Liasson: He’s still for it?
From there, Spicer gave a slightly disjointed explanation of what he meant. Here it is:
The president’s clear. The president’s clear. I mean, when you look at the cost of ― not to drug costs. The U.S. government has not done. I mean, you look at what other, frankly ― the easier way to look at this is what other countries have done, negotiating costs to keep those down.
After that, Spicer talked about the burden that drug prices place on seniors and ended with a paean to Trump’s negotiating skills:
His commitment is to make sure, is that he does what he can and rather successfully use his skills as a businessman to drive down.
If Trump decided to take this idea of negotiating drug prices seriously, and if Congress signed on, there is the potential to deliver savings both to seniors and to taxpayers ― although the amount of savings would depend entirely on how much negotiating power the federal government actually had. (In other countries, governments can refuse to cover certain drugs altogether in their health care programs. That gives them the leverage to win big discounts.)
But while polls suggest most Americans support government negotiation on drug prices, getting a proposal through Congress would be politically difficult. Even many Democrats would oppose the effort, simply because, like Republicans, they depend heavily on campaign contributions from the drug industry ― and live in fear of negative advertising that the pharma lobby could deploy against them.

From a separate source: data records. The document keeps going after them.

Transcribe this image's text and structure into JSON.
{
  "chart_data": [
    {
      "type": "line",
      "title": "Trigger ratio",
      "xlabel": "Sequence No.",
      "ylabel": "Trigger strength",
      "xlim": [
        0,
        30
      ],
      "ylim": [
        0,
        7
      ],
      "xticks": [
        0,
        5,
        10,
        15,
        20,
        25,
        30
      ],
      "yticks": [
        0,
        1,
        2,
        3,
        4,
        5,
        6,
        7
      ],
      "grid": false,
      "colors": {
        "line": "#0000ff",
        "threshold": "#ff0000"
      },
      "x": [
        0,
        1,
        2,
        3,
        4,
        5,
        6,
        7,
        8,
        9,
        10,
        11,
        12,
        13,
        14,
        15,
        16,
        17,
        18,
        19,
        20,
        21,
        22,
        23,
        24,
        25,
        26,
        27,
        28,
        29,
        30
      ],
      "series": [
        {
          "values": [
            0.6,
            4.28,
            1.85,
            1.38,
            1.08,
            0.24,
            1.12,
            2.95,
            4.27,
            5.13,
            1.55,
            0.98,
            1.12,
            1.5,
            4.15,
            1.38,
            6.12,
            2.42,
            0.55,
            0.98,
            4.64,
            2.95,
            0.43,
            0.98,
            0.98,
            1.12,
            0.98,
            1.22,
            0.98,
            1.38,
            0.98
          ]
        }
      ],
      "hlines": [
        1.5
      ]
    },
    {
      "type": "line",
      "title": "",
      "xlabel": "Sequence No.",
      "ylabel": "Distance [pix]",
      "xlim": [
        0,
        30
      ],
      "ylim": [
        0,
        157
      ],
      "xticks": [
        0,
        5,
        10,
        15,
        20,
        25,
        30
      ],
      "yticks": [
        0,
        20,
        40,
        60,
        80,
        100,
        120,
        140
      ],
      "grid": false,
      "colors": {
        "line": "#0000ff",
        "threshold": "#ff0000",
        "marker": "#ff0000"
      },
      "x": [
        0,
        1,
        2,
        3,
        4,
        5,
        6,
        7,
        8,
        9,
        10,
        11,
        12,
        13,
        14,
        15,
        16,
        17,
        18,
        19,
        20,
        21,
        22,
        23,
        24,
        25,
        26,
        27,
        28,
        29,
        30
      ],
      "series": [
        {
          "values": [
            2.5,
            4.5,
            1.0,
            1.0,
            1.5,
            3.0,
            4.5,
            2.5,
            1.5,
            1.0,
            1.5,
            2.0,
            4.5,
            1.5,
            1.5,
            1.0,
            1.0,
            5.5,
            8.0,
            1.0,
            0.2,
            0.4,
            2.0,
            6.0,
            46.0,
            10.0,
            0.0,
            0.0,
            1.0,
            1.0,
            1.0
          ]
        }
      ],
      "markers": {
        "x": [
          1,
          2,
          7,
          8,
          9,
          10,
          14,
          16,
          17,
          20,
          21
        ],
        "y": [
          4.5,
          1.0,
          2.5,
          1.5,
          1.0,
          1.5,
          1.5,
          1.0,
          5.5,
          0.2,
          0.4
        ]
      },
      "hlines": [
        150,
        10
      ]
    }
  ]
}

Of course, whether Trump really supports the notion of government negotiating prices is anybody’s guess. Notwithstanding Spicer’s very direct answer to Liasson’s very direct question, the end of Spicer’s response leaves open the possibility that Trump envisions a different kind of strategy on drug prices.
Specifically, it’s possible the president imagines he will personally sit down with drug company executives, and badger or cajole them into knocking down the prices of their products ― in much the way Trump has promised to go after companies that threaten to move operations overseas.
It’s also possible that the president and his advisers have not worked out a clear position on how to reduce the price of prescription drugs.
In other words, Tuesday’s statement from Spicer could have no significance at all.